Experimental Design
We send emails to 25,698 child care facilities in Germany. We will send 1000 emails every day. Each facility receives a single email with the following wording (the original email is in German):
_________
ENGLISH TRANSLATION
Dear Sir or Madam,
we are looking for a childcare place for [our baby's name], who is currently [2/5/8/12/18/24 months] old (see attached picture). As [my wife/husband] and I are planning to move to the area in [April/July/October] and to return to work, we are interested in a childcare place starting in [corresponding month] 2026.
Do you have any slots available? And how can we apply for a slot?
Thank you very much!
Sincerely,
[Mother's name / Father's name]
_________
ORIGINAL GERMAN VERSION
Sehr geehrte Damen und Herren,
wir sind auf der Suche nach einem Betreuungsplatz für [unsere/unseren Babyname], [der/die], derzeit [2/5/8/12/18/24 Monate] alt ist (siehe beigefügtes Foto). Da [meine/mein Frau/Mann ] und ich planen, im [April/Juli/Oktober] neu in die Gegend zu ziehen und wieder arbeiten zu gehen, sind wir an einem Betreuungsplatz ab [entsprechender Monat] 2026 interessiert.
Haben Sie noch einen freien Platz? Und wie können wir uns für einen Platz bewerben?
Vielen Dank!
Mit freundlichen Grüßen,
[Name Mother / Name Father]
_________
While we randomly vary various characteristics in the email above (as indicated), the email’s main variation lies in the race of the children as signaled via images. Specifically, each email contains an AI-generated image that shows a toddler sitting in the middle and its parents on the left and right side respectively (the toddler’s face is visible, the parents’ is not). We use mixed-race parents to keep any variation of toddlers' race realistic (and exogenous to other characteristics). We use typical German first and last names in order to not signal race or other characteristics (e.g., SES) via names. The names have been validated via a Prolific survey with German-speaking participants. Using an algorithm to gradually vary toddlers’ race, we vary its race from 0 to 1 in steps of 0.25. Our main dimension of interest lies in varying toddlers’ race. Within each strata, we assign one-fifth of observations to one race category of the toddler (0, 0.25, 0.5, 0.75, 1).
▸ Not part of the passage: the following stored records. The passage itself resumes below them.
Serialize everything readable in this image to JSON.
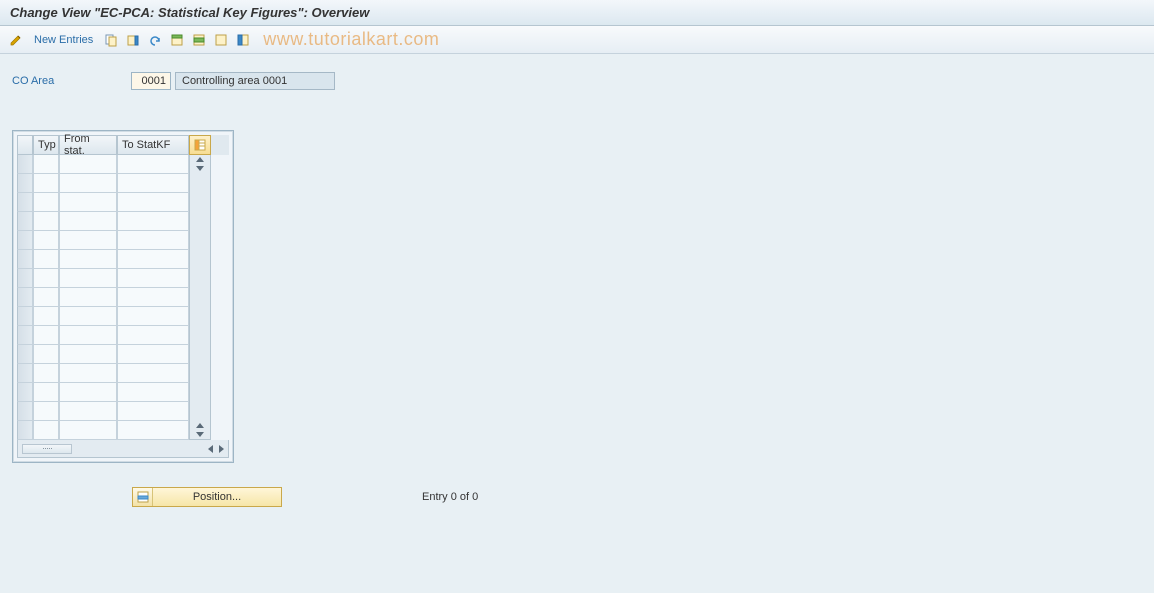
{
  "title": "Change View \"EC-PCA: Statistical Key Figures\": Overview",
  "toolbar": {
    "new_entries_label": "New Entries"
  },
  "watermark": "www.tutorialkart.com",
  "co_area": {
    "label": "CO Area",
    "code": "0001",
    "description": "Controlling area 0001"
  },
  "grid": {
    "headers": {
      "typ": "Typ",
      "from": "From stat.",
      "to": "To StatKF"
    },
    "row_count": 15,
    "rows": []
  },
  "position_button_label": "Position...",
  "entry_status": "Entry 0 of 0",
  "chart_data": {
    "type": "table",
    "columns": [
      "Typ",
      "From stat.",
      "To StatKF"
    ],
    "rows": []
  }
}
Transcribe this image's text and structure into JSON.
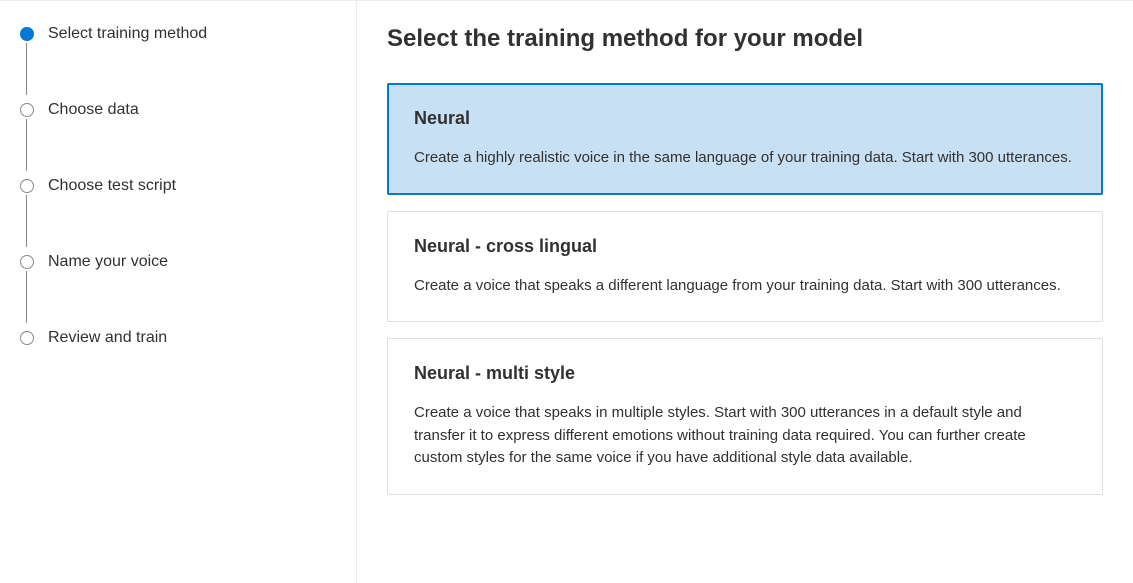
{
  "sidebar": {
    "steps": [
      {
        "label": "Select training method",
        "active": true
      },
      {
        "label": "Choose data",
        "active": false
      },
      {
        "label": "Choose test script",
        "active": false
      },
      {
        "label": "Name your voice",
        "active": false
      },
      {
        "label": "Review and train",
        "active": false
      }
    ]
  },
  "main": {
    "title": "Select the training method for your model",
    "options": [
      {
        "title": "Neural",
        "description": "Create a highly realistic voice in the same language of your training data. Start with 300 utterances.",
        "selected": true
      },
      {
        "title": "Neural - cross lingual",
        "description": "Create a voice that speaks a different language from your training data. Start with 300 utterances.",
        "selected": false
      },
      {
        "title": "Neural - multi style",
        "description": "Create a voice that speaks in multiple styles. Start with 300 utterances in a default style and transfer it to express different emotions without training data required. You can further create custom styles for the same voice if you have additional style data available.",
        "selected": false
      }
    ]
  }
}
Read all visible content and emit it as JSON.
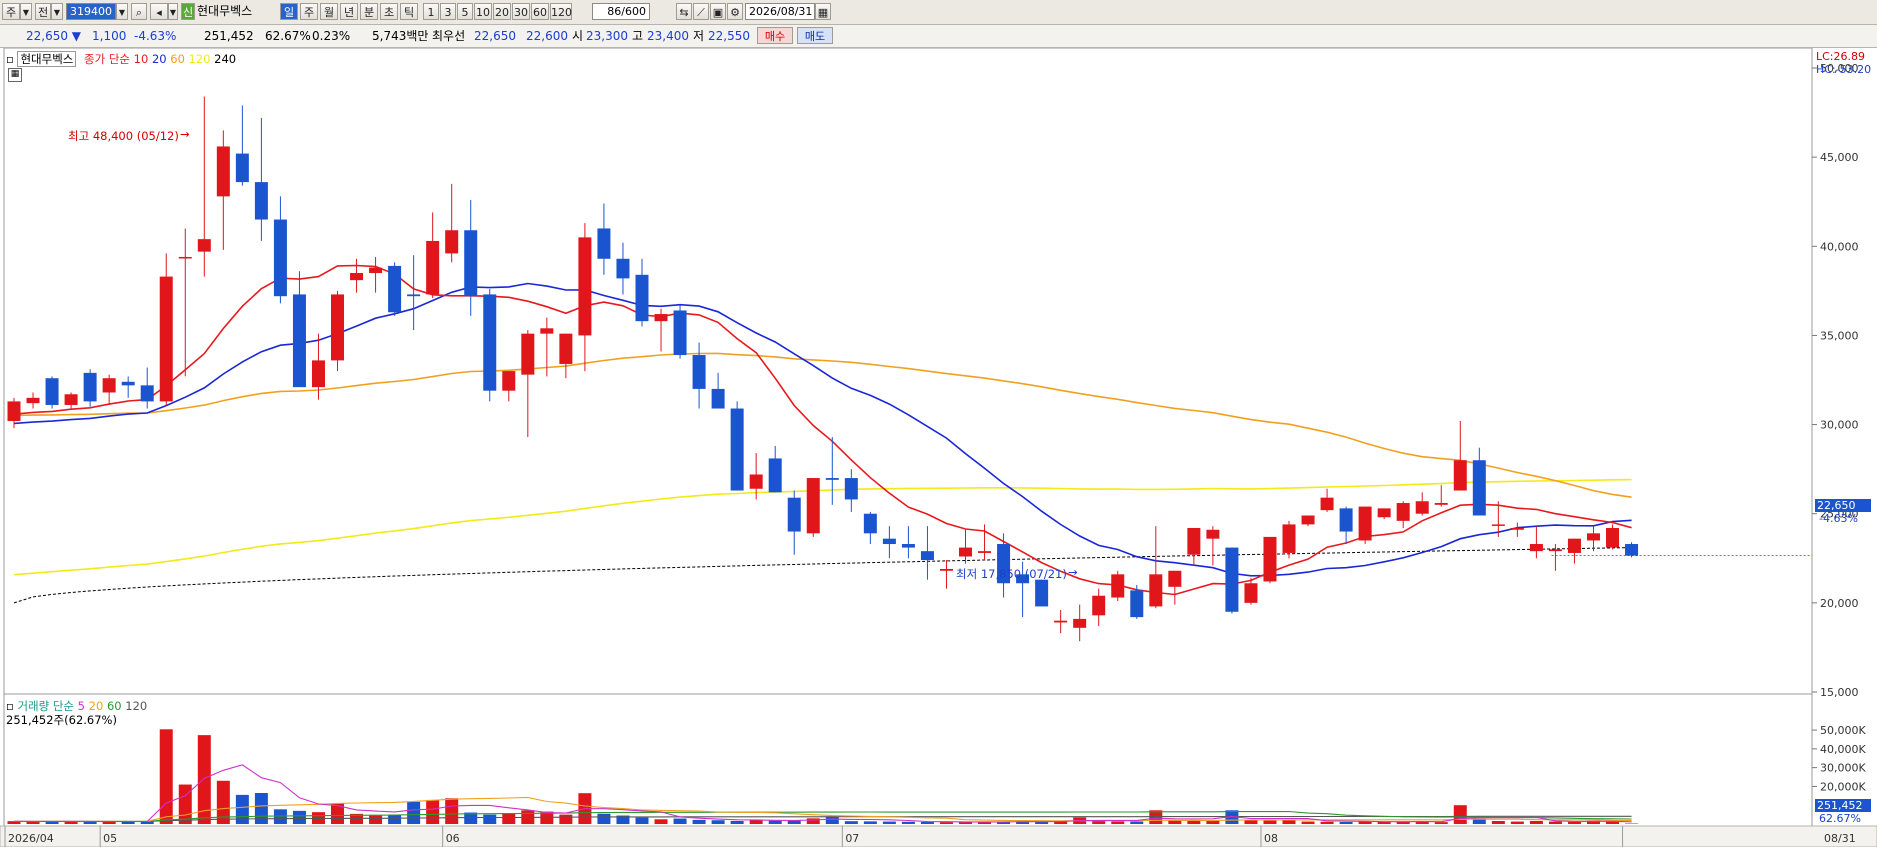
{
  "toolbar": {
    "market_btn": "주",
    "type_btn": "전",
    "code": "319400",
    "badge": "신",
    "name": "현대무벡스",
    "periods": [
      "일",
      "주",
      "월",
      "년",
      "분",
      "초",
      "틱"
    ],
    "intervals": [
      "1",
      "3",
      "5",
      "10",
      "20",
      "30",
      "60",
      "120"
    ],
    "count": "86/600",
    "date": "2026/08/31"
  },
  "quote": {
    "price": "22,650 ▼",
    "change": "1,100",
    "change_pct": "-4.63%",
    "volume": "251,452",
    "vol_ratio": "62.67%",
    "turnover_pct": "0.23%",
    "amount": "5,743백만",
    "best_label": "최우선",
    "ask": "22,650",
    "bid": "22,600",
    "open_label": "시",
    "open": "23,300",
    "high_label": "고",
    "high": "23,400",
    "low_label": "저",
    "low": "22,550",
    "buy": "매수",
    "sell": "매도"
  },
  "legend": {
    "stock": "현대무벡스",
    "close_label": "종가 단순",
    "ma": [
      "10",
      "20",
      "60",
      "120",
      "240"
    ],
    "lc": "LC:26.89",
    "hc": "HC:-53.20",
    "vol_title": "거래량 단순",
    "vol_ma": [
      "5",
      "20",
      "60",
      "120"
    ],
    "vol_info": "251,452주(62.67%)"
  },
  "annotations": {
    "high": "최고 48,400 (05/12)",
    "low": "최저 17,850 (07/21)",
    "last_price": "22,650",
    "last_pct": "-4.63%",
    "last_vol": "251,452",
    "last_vol_pct": "62.67%"
  },
  "colors": {
    "up": "#e0161b",
    "down": "#1a55cf",
    "ma10": "#e8191e",
    "ma20": "#1a27d6",
    "ma60": "#f0a020",
    "ma120": "#f2ea19",
    "ma240": "#000000"
  },
  "chart_data": {
    "type": "candlestick",
    "title": "",
    "price_axis": {
      "min": 15000,
      "max": 50000,
      "ticks": [
        50000,
        45000,
        40000,
        35000,
        30000,
        25000,
        20000,
        15000
      ]
    },
    "volume_axis": {
      "ticks": [
        50000,
        40000,
        30000,
        20000
      ],
      "unit": "K"
    },
    "x_labels": [
      {
        "i": 0,
        "label": "2026/04"
      },
      {
        "i": 5,
        "label": "05"
      },
      {
        "i": 23,
        "label": "06"
      },
      {
        "i": 44,
        "label": "07"
      },
      {
        "i": 66,
        "label": "08"
      },
      {
        "i": 85,
        "label": "08/31"
      }
    ],
    "candles": [
      [
        30200,
        31500,
        29800,
        31300
      ],
      [
        31200,
        31800,
        30900,
        31500
      ],
      [
        32600,
        32700,
        30900,
        31100
      ],
      [
        31100,
        31800,
        30900,
        31700
      ],
      [
        32900,
        33100,
        31000,
        31300
      ],
      [
        31800,
        32800,
        31100,
        32600
      ],
      [
        32400,
        32700,
        31500,
        32200
      ],
      [
        32200,
        33200,
        30900,
        31300
      ],
      [
        31300,
        39600,
        31100,
        38300
      ],
      [
        39400,
        41000,
        32700,
        39400
      ],
      [
        39700,
        48400,
        38300,
        40400
      ],
      [
        42800,
        46500,
        39800,
        45600
      ],
      [
        45200,
        47900,
        43400,
        43600
      ],
      [
        43600,
        47200,
        40300,
        41500
      ],
      [
        41500,
        42800,
        36800,
        37200
      ],
      [
        37300,
        38600,
        32800,
        32100
      ],
      [
        32100,
        35100,
        31400,
        33600
      ],
      [
        33600,
        37500,
        33000,
        37300
      ],
      [
        38100,
        39300,
        37400,
        38500
      ],
      [
        38500,
        39400,
        37400,
        38800
      ],
      [
        38900,
        39100,
        36100,
        36300
      ],
      [
        37300,
        39500,
        35300,
        37200
      ],
      [
        37300,
        41900,
        37100,
        40300
      ],
      [
        39600,
        43500,
        39100,
        40900
      ],
      [
        40900,
        42600,
        36100,
        37200
      ],
      [
        37300,
        37600,
        31300,
        31900
      ],
      [
        31900,
        33000,
        31300,
        33000
      ],
      [
        32800,
        35300,
        29300,
        35100
      ],
      [
        35100,
        36000,
        32700,
        35400
      ],
      [
        33400,
        35100,
        32600,
        35100
      ],
      [
        35000,
        41300,
        33000,
        40500
      ],
      [
        41000,
        42400,
        38400,
        39300
      ],
      [
        39300,
        40200,
        37300,
        38200
      ],
      [
        38400,
        39300,
        35500,
        35800
      ],
      [
        35800,
        36500,
        34100,
        36200
      ],
      [
        36400,
        36700,
        33700,
        33900
      ],
      [
        33900,
        34600,
        30900,
        32000
      ],
      [
        32000,
        32900,
        30900,
        30900
      ],
      [
        30900,
        31300,
        26300,
        26300
      ],
      [
        26400,
        28400,
        25800,
        27200
      ],
      [
        28100,
        28800,
        26200,
        26200
      ],
      [
        25900,
        26300,
        22700,
        24000
      ],
      [
        23900,
        27000,
        23700,
        27000
      ],
      [
        27000,
        29300,
        25500,
        26900
      ],
      [
        27000,
        27500,
        25100,
        25800
      ],
      [
        25000,
        25100,
        23300,
        23900
      ],
      [
        23600,
        24300,
        22500,
        23300
      ],
      [
        23300,
        24300,
        22500,
        23100
      ],
      [
        22900,
        24300,
        21300,
        22400
      ],
      [
        21800,
        22400,
        20800,
        21900
      ],
      [
        22600,
        24100,
        22200,
        23100
      ],
      [
        22800,
        24400,
        22400,
        22900
      ],
      [
        23300,
        23900,
        20300,
        21100
      ],
      [
        21600,
        22300,
        19200,
        21100
      ],
      [
        21300,
        21300,
        19800,
        19800
      ],
      [
        18900,
        19600,
        18300,
        19000
      ],
      [
        18600,
        19900,
        17850,
        19100
      ],
      [
        19300,
        20800,
        18700,
        20400
      ],
      [
        20300,
        21800,
        20100,
        21600
      ],
      [
        20700,
        21000,
        19100,
        19200
      ],
      [
        19800,
        24300,
        19700,
        21600
      ],
      [
        20900,
        21700,
        19900,
        21800
      ],
      [
        22700,
        23900,
        22100,
        24200
      ],
      [
        23600,
        24300,
        22100,
        24100
      ],
      [
        23100,
        23100,
        19400,
        19500
      ],
      [
        20000,
        21400,
        19900,
        21100
      ],
      [
        21200,
        23500,
        21100,
        23700
      ],
      [
        22800,
        24600,
        22500,
        24400
      ],
      [
        24400,
        24800,
        24300,
        24900
      ],
      [
        25200,
        26400,
        25100,
        25900
      ],
      [
        25300,
        25400,
        23300,
        24000
      ],
      [
        23500,
        25300,
        23300,
        25400
      ],
      [
        24800,
        25200,
        24700,
        25300
      ],
      [
        24600,
        25700,
        24200,
        25600
      ],
      [
        25000,
        26200,
        24900,
        25700
      ],
      [
        25500,
        26600,
        25400,
        25600
      ],
      [
        26300,
        30200,
        26300,
        28000
      ],
      [
        28000,
        28700,
        24900,
        24900
      ],
      [
        24400,
        25700,
        23700,
        24400
      ],
      [
        24100,
        24500,
        23700,
        24200
      ],
      [
        22900,
        24300,
        22500,
        23300
      ],
      [
        22900,
        23300,
        21800,
        23000
      ],
      [
        22800,
        23600,
        22200,
        23600
      ],
      [
        23500,
        24300,
        22900,
        23900
      ],
      [
        23100,
        24400,
        23000,
        24200
      ],
      [
        23300,
        23400,
        22550,
        22650
      ]
    ],
    "volumes": [
      1.5,
      1.3,
      1.4,
      1.4,
      1.3,
      1.3,
      1.3,
      1.3,
      50.4,
      21.0,
      47.3,
      23.0,
      15.5,
      16.5,
      7.8,
      7.0,
      6.3,
      11.0,
      5.4,
      4.5,
      5.0,
      11.8,
      12.8,
      13.7,
      6.1,
      5.0,
      5.4,
      7.3,
      6.6,
      5.0,
      16.4,
      5.5,
      4.5,
      3.4,
      2.5,
      2.9,
      2.2,
      2.0,
      1.6,
      2.2,
      1.8,
      2.0,
      3.0,
      4.0,
      1.5,
      1.4,
      1.3,
      1.2,
      1.1,
      1.0,
      1.1,
      1.3,
      1.2,
      1.4,
      1.2,
      1.6,
      3.5,
      1.9,
      1.4,
      1.3,
      7.3,
      1.9,
      1.6,
      1.8,
      7.3,
      1.9,
      1.8,
      2.2,
      1.3,
      1.2,
      1.1,
      1.5,
      1.1,
      1.3,
      1.3,
      1.0,
      10.0,
      2.8,
      1.6,
      1.3,
      1.6,
      1.3,
      1.2,
      1.7,
      1.3,
      0.25
    ],
    "ma240": {
      "from": 20000,
      "to": 23100
    }
  }
}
Similarly, within each strata, we assign observations to the different email contents (like age of child, start date, etc.).
Our main hypothesis is that darker toddlers are treated different to lighter toddlers, specifically:
H1: Parents of Black toddlers receive fewer responses than white toddlers.
H2: Parents of Black toddlers receive fewer helpful emails than white toddlers (both conditional and unconditional on receiving a response).
H3: Response times of parents of Black toddlers are longer (both conditional and unconditional on receiving a response).
To test these hypotheses, we will conduct simple binary comparisons of Black toddlers (0, 0.25) and white toddlers (0.75, and 1). We also will run linear regressions as a function of toddlers’ race and will estimate non-linear functional forms of race. We will also compute separate coefficients for each toddler race group (0, 0.25, 0.5, 0.75, 1).
Our study has the following exclusion restrictions: We start with a list of the universe of child care facilities in Germany. Prior to randomization we then, first, exclude all childcare facilities for which we could not identify an email address and, second, all those for which the identified email address was found to be unreachable or false according to Zerobounce, an email testing service. In the experiment, we will further exclude all email addresses that bounce back. Finally, prior to assigning facilities to treatment conditions, we randomly assigned 25,698 out of 43,291 of child care facilities, or 60% within each strata, to participate in this experiment. The remainder is left for other parts of the experiments. Further, we exclude all email addresses that have been mentioned in a prior response of others (sometimes the mail might be used by multiple centers, sometimes it might be forwarded), so that no center receives more than one message.
Methods: we will conduct regressions using a linear probability model / linear regressions. Standard errors will be clustered at the individual level given that each observation is independent and we have no repeated treatment. Our main regression will not include control variables.
Coding of Responses: We will code the content of messages and the helpfulness of responses using human RAs and LLMs on 500 responses (measures: helpful content, encouraging, recommendation). If interrater-reliability is comparable in-between humans to that in-between humans and the LLM, we will rate the remaining responses using the LLM only. If it is not comparable, humans will code the remaining responses.